Mengutip laman The Hacker News, Sabtu
(26/10/2013), Trojan jenis baru ini dikenal dengan nama
Android/Trojan.Bank.Wroba. Menurut pantauan terakhir yang dilakukan oleh
perusahaan kemanan digital Malwarebytes, Trojan ini telah menyebar ke sejumlah
wilayah seperti Eropa, Brazil, dan India. Namun peredaran terparahnya terjadi
di wilayah Korea Selatan.
Lebih lanjut dijelaskan, Android/Trojan.Bank.Wroba bersembunyi di
balik aplikasi e-banking yang dipasarkan via Google Play Store.
Hal ini sangat berbahaya karena pengguna tanpa disadari dapat mengunduh aplikasi
yang terinfeksi tersebut dan pada akhirnya data log
in e-banking korban
bisa dicuri tanpa disadari.
Sebelumnya Bos Google Eric Schmidt sempat membantah bahwa sistem operasi mobile besutan perusahaannya memiliki tingkat
keamanan yang lemah. Bahkan, dengan tegas ia berani menyatakan bahwa sebenarnya
Android adalah platform perangkat mobile teraman, bahkan lebih aman bila
dibandingkan dengan iPhone besutan Apple yang mengoperasikan iOS.
Namun dengan beredarnya laporan ini, lagi-lagi terbukti bahwa
platform Android memang rawan seranganmalware dan virus.

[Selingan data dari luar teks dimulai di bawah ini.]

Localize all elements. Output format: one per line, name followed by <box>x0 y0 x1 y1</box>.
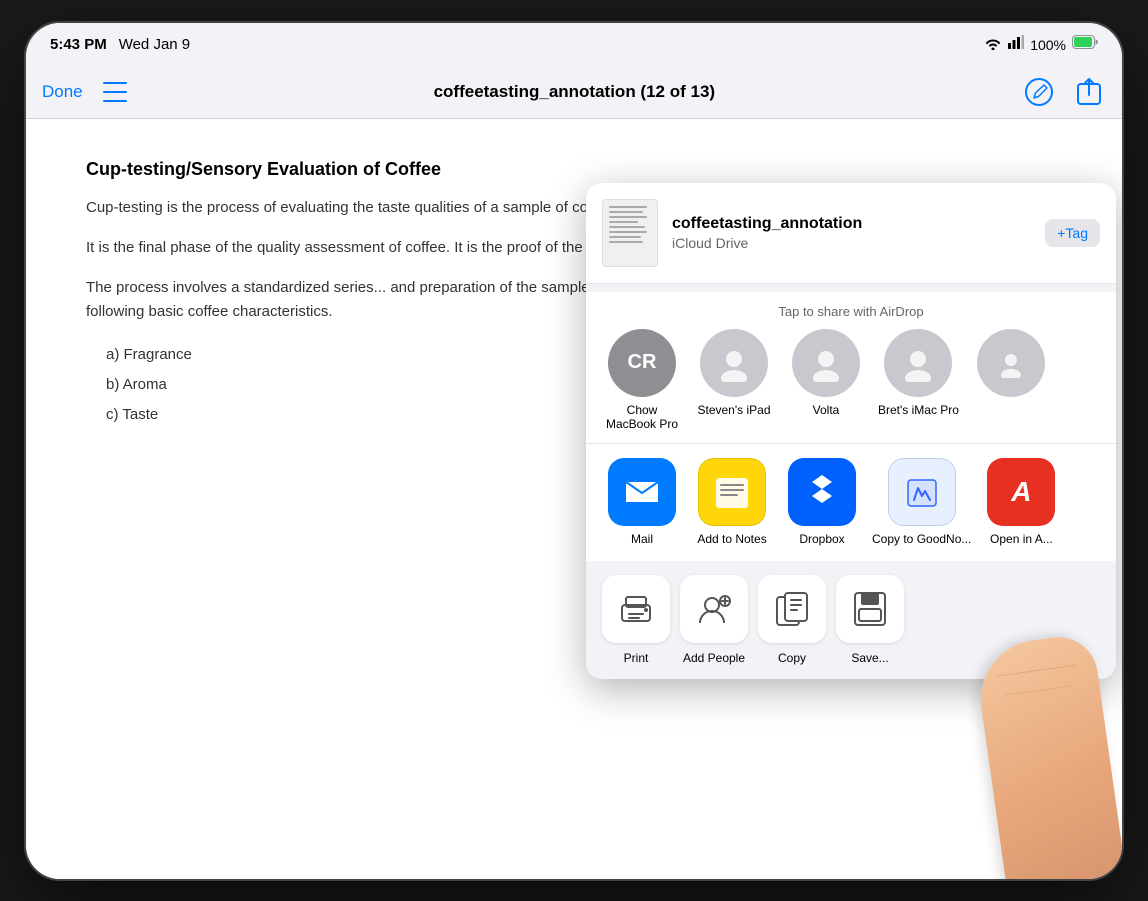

Maraknya adopsi perangkat Android dan jumlah pengguna Android yang
masif membuat sistem operasi besutan Google ini memang menjadi incaran para
pembuat malware atau virus.
Menurut perusahaan keamanan Trend Micro, pada semester pertama 2013 terjadi peningkatan volume malware 2x lipat pada Android dengan jumlah
350 ribu. Jumlah itu diperkirakan akan terus meningkat pada akhir tahun hingga
1 juta malware. (dhi/dew)
Tanggapan
Sejauh
ini incaran para hacker dengan malware dan virus besutannya adalah
aplikasi-aplikasi yang menguntungkan mereka, seperti e-banking. Karena seperti
yang kita tahu Android adalah aplikasi open source dan free dibandingkan dengan windows,
berbayar yang lebih rentan untuk terserang virus/malware.
Tetapi
karena terdapat suatu aplikasi yang dilihat dapat menguntungkan, para heckerpun
mulai mengincar kesempatan yang ada.
Kelemahan
Google disini, ia tidak menyaring kembali user-user yang rentan terhadap
terserangnya virus/malware. Jadi tanpa mereka (pengguna aplikasi) tahu mereka
menjadi korban atas rentan nya aplikasi tersebut dalam menjaga keamanan
member/penggunanya.
Untuk
mencegah kejadian ini berulang atau bahkan bertambah, sebaiknya Google sebagai
penyedia lebih membatasi atau membuat standar keamanan yang terjamin untuk
aplikasi pada Android guna meningkatkan kenyamanan para konsumen/penggunanya.